What can ChIP-seq data tell us?

Gene expression is tightly regulated and controls the development and maintenance of cells within all organisms. Misregulation of genes can cause adverse effects, for example in humans this could contribute to the initiation and progression of a disease. A technology which is used to identify these misregulated genes is ChIP-sequencing, also known as ChIP-seq.

ChIP-seq is a powerful method that provides the genomic location of regulatory regions (for example transcription-factor binding and histone modifications) in living cells. ChIP-seq combines chromatin immunoprecipitation (ChIP) with massively parallel DNA sequencing to identify the binding sites of DNA-associated proteins. The sites of enrichment are identified using an antibody against the protein of interest to crosslink DNA-protein complexes.

ChIP-Seq_Workflow[Image from Szalkowski, A.M, and Schmid, C.D.(2010) http://ccg.vital-it.ch/chipseq/doc/chipseq_tutorial_intro.php]
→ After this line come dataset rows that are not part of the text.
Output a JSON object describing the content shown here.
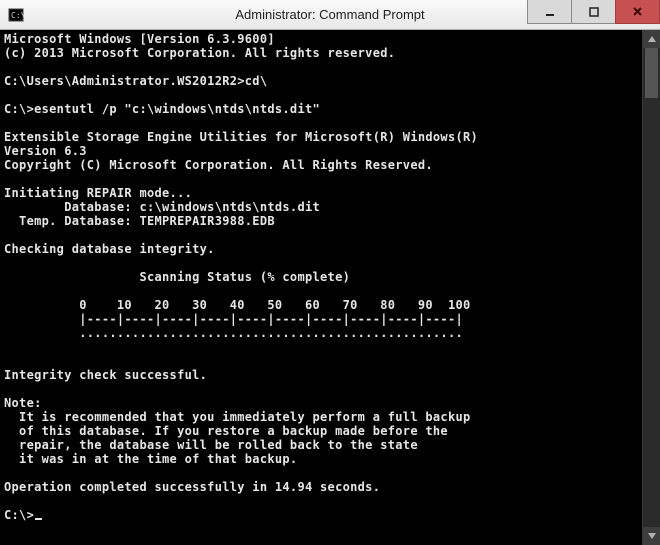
{
  "window": {
    "title": "Administrator: Command Prompt"
  },
  "console": {
    "banner1": "Microsoft Windows [Version 6.3.9600]",
    "banner2": "(c) 2013 Microsoft Corporation. All rights reserved.",
    "prompt1": "C:\\Users\\Administrator.WS2012R2>cd\\",
    "prompt2": "C:\\>esentutl /p \"c:\\windows\\ntds\\ntds.dit\"",
    "util1": "Extensible Storage Engine Utilities for Microsoft(R) Windows(R)",
    "util2": "Version 6.3",
    "util3": "Copyright (C) Microsoft Corporation. All Rights Reserved.",
    "init": "Initiating REPAIR mode...",
    "db": "        Database: c:\\windows\\ntds\\ntds.dit",
    "tdb": "  Temp. Database: TEMPREPAIR3988.EDB",
    "chk": "Checking database integrity.",
    "scan": "                  Scanning Status (% complete)",
    "ticks": "          0    10   20   30   40   50   60   70   80   90  100",
    "bar1": "          |----|----|----|----|----|----|----|----|----|----|",
    "bar2": "          ...................................................",
    "intg": "Integrity check successful.",
    "note": "Note:",
    "n1": "  It is recommended that you immediately perform a full backup",
    "n2": "  of this database. If you restore a backup made before the",
    "n3": "  repair, the database will be rolled back to the state",
    "n4": "  it was in at the time of that backup.",
    "done": "Operation completed successfully in 14.94 seconds.",
    "prompt3": "C:\\>"
  }
}
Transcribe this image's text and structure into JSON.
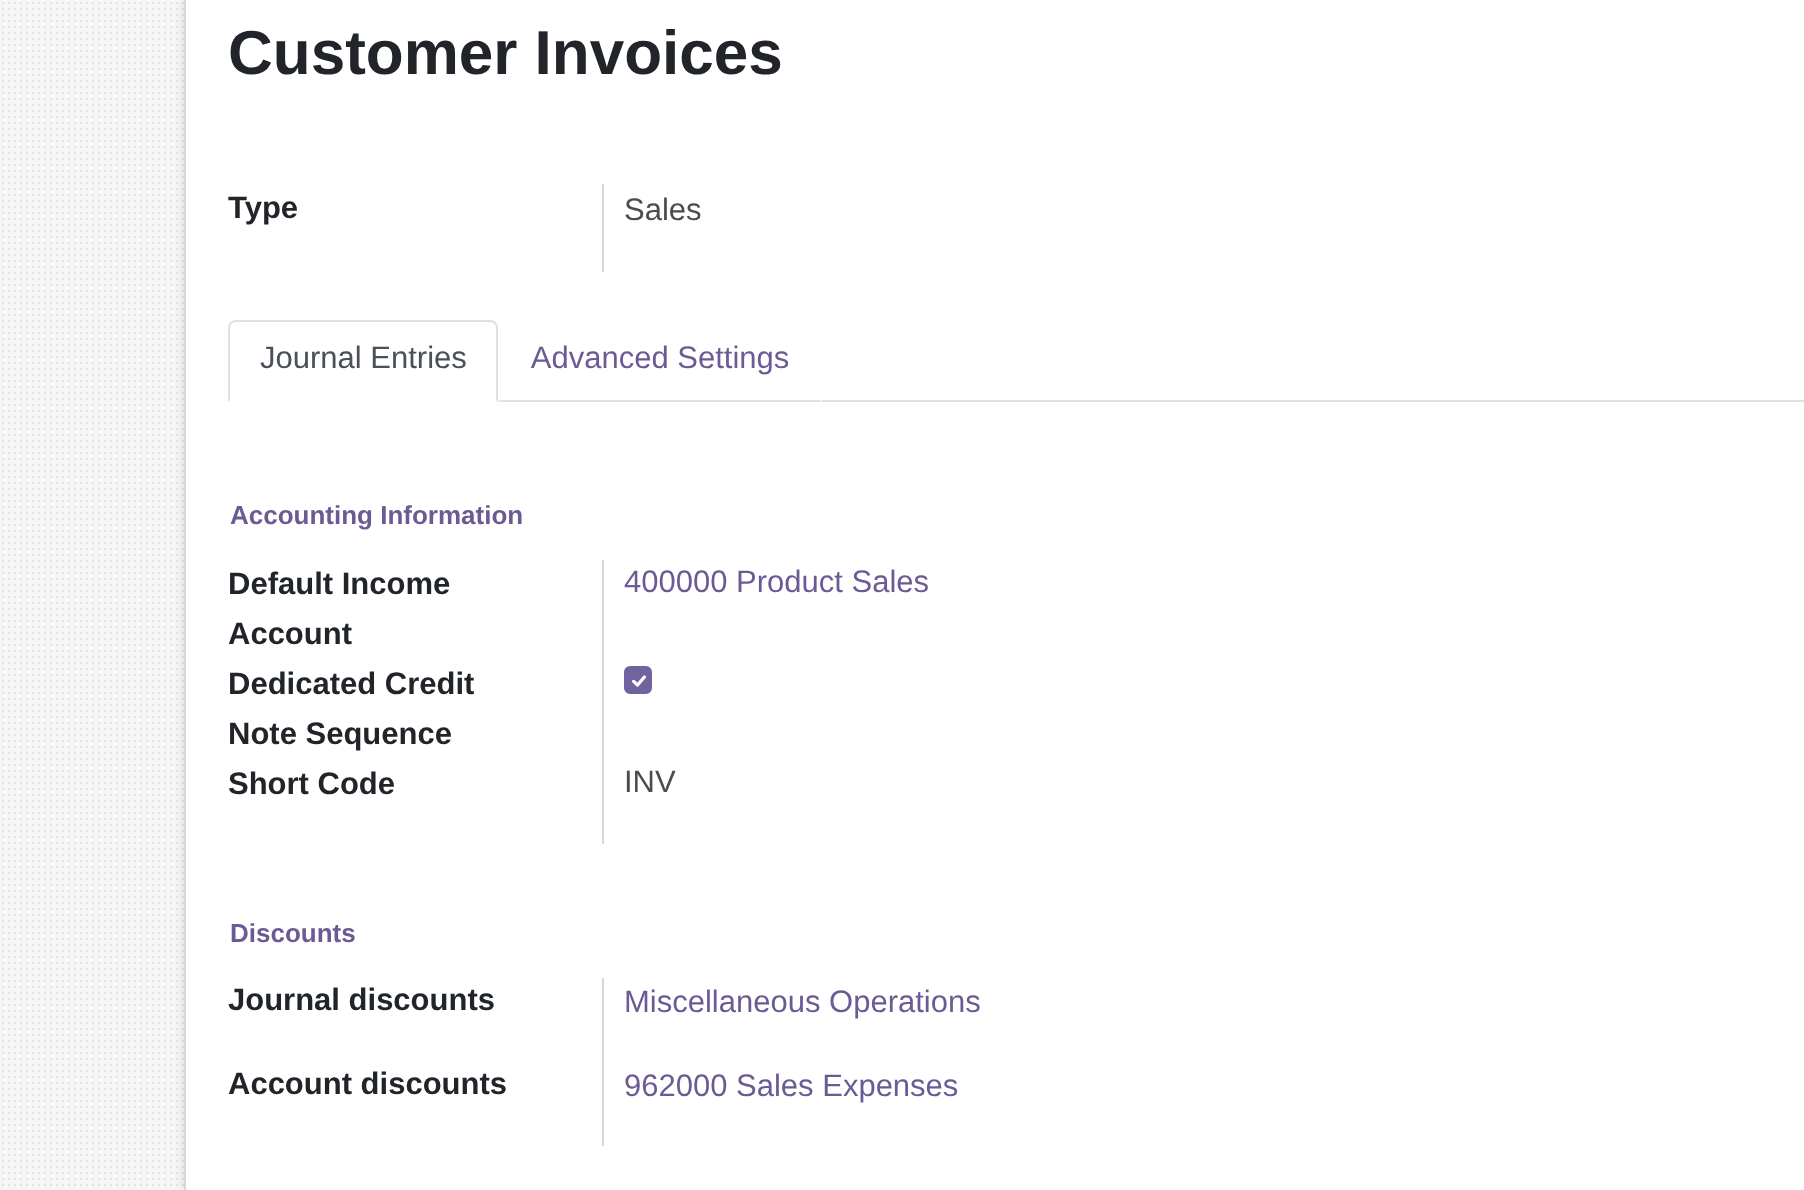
{
  "title": "Customer Invoices",
  "top_fields": [
    {
      "label": "Type",
      "kind": "text",
      "value": "Sales"
    }
  ],
  "tabs": [
    {
      "label": "Journal Entries",
      "selected": true
    },
    {
      "label": "Advanced Settings",
      "selected": false
    }
  ],
  "sections": [
    {
      "heading": "Accounting Information",
      "fields": [
        {
          "label": "Default Income Account",
          "kind": "link",
          "value": "400000 Product Sales"
        },
        {
          "label": "Dedicated Credit Note Sequence",
          "kind": "checkbox",
          "checked": true
        },
        {
          "label": "Short Code",
          "kind": "text",
          "value": "INV"
        }
      ]
    },
    {
      "heading": "Discounts",
      "fields": [
        {
          "label": "Journal discounts",
          "kind": "link",
          "value": "Miscellaneous Operations"
        },
        {
          "label": "Account discounts",
          "kind": "link",
          "value": "962000 Sales Expenses"
        }
      ]
    }
  ]
}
The sensitivity of this technology depends on the

  • depth of the sequencing run (i.e. the number of mapped sequence tags)

  • size of the genome

  • specificity of the antibody

For more details, try reading this paper.

As with many high-throughput sequencing approaches, genome wide ChIP-seq generates extremely large data sets (in the order of 30–100 million mapped reads). Appropriate computational analysis methods are required to identify the uniquely mapped reads, the minimal signal strength for a mammalian sample is suggested to be 20 million.

To predict DNA-binding sites from these sequences reads, differential peak calling methods have been developed that identify significant differences in ChIP-seq signals from distinct biological conditions. Eagle Genomics have worked with experts to develop proficiency with the SeqMonk tool. SeqMonk allows visualisation and analysis of any mapped sequence data (BAM/SAM etc) against an annotated genome. Quantitation and statistical analysis of data can be performed to find the regulatory regions of interest and allow comparisons of these regions between data sets. The image below shows enrichment of reads (shown by the height of the bars) from four samples that map to a gene of interest - we can see differential enrichment of reads across a gene between the samples.

ChIP-seq

ChIP-seq has become a valuable and widely used approach for mapping the genomic location of transcription-factor binding and histone modifications in living cells. Analysis of these large datasets to determine the regulatory regions that are important for your condition of interest is a complicated process. There are many tools are available, though at Eagle Genomics we have applied our expertise to SeqMonk for quantitation analysis. It is obviously very important to get reliable results, as this is essential to fully understand biological processes and disease states, and helping our customers with this has been a rewarding process.